Luís Leitão12/04/11 00:05
De acordo com os dados avançados pela comunicação social, a ‘yield' dos títulos de dívida nacional têm estado a bater novos máximos a um ritmo quase diário. Porém, isso não é, por si só, uma garantia de que haja investidores a comprarem e a venderem obrigações e bilhetes do Tesouro. Pelo contrário. A verdade é que o preço das obrigações e a respectiva ‘yield' apresentada nas plataformas de negociação profissional se tratam de valores meramente teóricos colocados por alguém num ecrã da Bloomberg ou da Reuters e para o qual não existe uma verdadeira lógica de mercado.

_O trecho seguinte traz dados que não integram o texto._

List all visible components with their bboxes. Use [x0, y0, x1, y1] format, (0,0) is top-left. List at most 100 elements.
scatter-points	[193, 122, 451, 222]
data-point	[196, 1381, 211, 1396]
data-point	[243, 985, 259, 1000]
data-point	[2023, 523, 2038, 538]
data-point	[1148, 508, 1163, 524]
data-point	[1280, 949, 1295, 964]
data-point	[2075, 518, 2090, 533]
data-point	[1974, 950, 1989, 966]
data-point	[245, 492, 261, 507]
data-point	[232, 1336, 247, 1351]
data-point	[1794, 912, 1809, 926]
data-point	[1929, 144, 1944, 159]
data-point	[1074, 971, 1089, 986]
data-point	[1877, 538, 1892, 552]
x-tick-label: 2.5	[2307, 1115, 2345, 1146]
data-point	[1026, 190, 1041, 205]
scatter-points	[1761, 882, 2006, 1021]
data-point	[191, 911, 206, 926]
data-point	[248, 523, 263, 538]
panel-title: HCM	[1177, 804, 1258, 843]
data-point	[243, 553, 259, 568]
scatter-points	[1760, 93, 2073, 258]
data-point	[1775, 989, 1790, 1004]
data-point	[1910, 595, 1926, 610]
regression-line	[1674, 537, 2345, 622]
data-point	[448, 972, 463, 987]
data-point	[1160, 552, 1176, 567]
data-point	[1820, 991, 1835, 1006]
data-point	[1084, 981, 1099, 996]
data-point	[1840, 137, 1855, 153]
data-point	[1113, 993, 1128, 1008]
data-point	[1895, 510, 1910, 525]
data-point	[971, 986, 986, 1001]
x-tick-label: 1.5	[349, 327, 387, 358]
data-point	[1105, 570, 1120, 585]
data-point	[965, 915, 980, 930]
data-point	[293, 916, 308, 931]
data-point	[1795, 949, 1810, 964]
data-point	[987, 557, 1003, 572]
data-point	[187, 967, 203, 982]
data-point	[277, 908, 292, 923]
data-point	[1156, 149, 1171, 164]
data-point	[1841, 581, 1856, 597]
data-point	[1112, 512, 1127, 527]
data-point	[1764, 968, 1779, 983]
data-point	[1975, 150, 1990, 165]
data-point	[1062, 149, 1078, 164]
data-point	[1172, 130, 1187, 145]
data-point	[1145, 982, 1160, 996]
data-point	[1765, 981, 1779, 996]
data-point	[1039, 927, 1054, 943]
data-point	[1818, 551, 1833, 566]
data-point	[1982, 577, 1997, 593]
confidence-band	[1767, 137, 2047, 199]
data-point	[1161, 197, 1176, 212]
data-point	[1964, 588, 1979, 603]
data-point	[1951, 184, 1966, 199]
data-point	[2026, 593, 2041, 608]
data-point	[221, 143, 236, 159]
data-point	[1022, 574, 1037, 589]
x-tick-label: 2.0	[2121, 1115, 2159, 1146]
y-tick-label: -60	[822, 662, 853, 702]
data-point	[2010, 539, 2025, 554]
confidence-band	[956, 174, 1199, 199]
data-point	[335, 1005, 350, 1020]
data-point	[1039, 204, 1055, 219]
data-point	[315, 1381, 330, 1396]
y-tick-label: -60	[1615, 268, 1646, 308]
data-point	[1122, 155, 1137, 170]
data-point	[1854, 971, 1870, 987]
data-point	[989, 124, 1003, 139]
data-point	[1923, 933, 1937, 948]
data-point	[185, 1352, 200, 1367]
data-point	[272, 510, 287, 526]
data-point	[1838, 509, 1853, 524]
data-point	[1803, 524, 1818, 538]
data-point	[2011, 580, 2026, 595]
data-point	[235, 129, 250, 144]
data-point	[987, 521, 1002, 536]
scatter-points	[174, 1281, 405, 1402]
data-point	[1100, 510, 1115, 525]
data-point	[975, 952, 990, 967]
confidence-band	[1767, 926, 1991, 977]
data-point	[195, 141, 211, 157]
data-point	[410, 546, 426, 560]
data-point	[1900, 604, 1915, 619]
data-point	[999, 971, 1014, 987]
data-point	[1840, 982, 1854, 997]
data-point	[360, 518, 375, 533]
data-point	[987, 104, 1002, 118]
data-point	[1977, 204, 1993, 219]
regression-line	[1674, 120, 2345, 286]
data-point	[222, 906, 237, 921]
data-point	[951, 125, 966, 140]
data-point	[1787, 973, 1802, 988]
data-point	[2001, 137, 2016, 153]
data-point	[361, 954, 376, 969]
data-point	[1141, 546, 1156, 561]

Isto sucede porque, ao contrário das acções - que são transaccionadas num mercado regulamentado - como uma bolsa de valores, onde o seu preço é formado pela lei da procura e da oferta, os títulos de dívida não. De acordo com algumas estatísticas, mais de 95% das obrigações são transaccionadas fora de bolsa num mercado secundário pouco transparente, denominado de mercado ‘over the counter' (OTC), caracterizado por conter preços de compra (‘bid') e preços de venda (‘ask') mas por não existir preços de fecho que oficializem a concretização de um negócio (‘last'). Na prática, significa que o preço médio dos títulos não é determinado pelos negócios concretizados mas por intenções dos compradores e vendedores. Neste sentido, é perfeitamente plausível desconfiar que, até à data, nenhum investidor comprou obrigações do Tesouro a 5 e a 10 anos acima de 8%, apesar de a Bloomberg avançar que estes títulos estão a cotar com uma ‘yield' média de 10% e 8,7%, respectivamente.
Esta realidade é ainda mais evidente quando se olha para o diferencial de preços de compra e de venda das obrigações nacionais que, de momento, apresentam um dos ‘spreads' mais elevados entre os vários títulos de dívida europeus.
Para se ter uma ideia do absurdo da situação, tenha-se em consideração o diferencial entre preço de compra e de venda dos bilhetes do Tesouro a 6 e 12 meses que, actualmente, é de quase 340 pontos base, quando os congéneres alemães apresentam um ‘spread' inferior a 5 pontos base e os italianos de 2 pontos base. Isto significa que o mercado está disposto a vender bilhetes do Tesouro a 12 meses, por exemplo, a um preço médio de 95,84 (que corresponde uma ‘yield' de 4,529%) e a comprar a um preço de 92,95 (que corresponde uma ‘yield' de 7,921%). Uma exorbitância sem qualquer lógica. O grave da situação é que cada vez que Portugal vai ao mercado para emitir dívida, como sucedeu na quarta-feira com a realização de dois leilões de bilhetes do Tesouro a 6 e 12 meses, são estes os valores de referência dos leilões. E é neste mercado verdadeiramente nebuloso que Portugal e o IGCP, a entidade responsável pela gestão da dívida e da tesouraria do Estado, têm que movimentar-se para salvaguardar o financiamento da República.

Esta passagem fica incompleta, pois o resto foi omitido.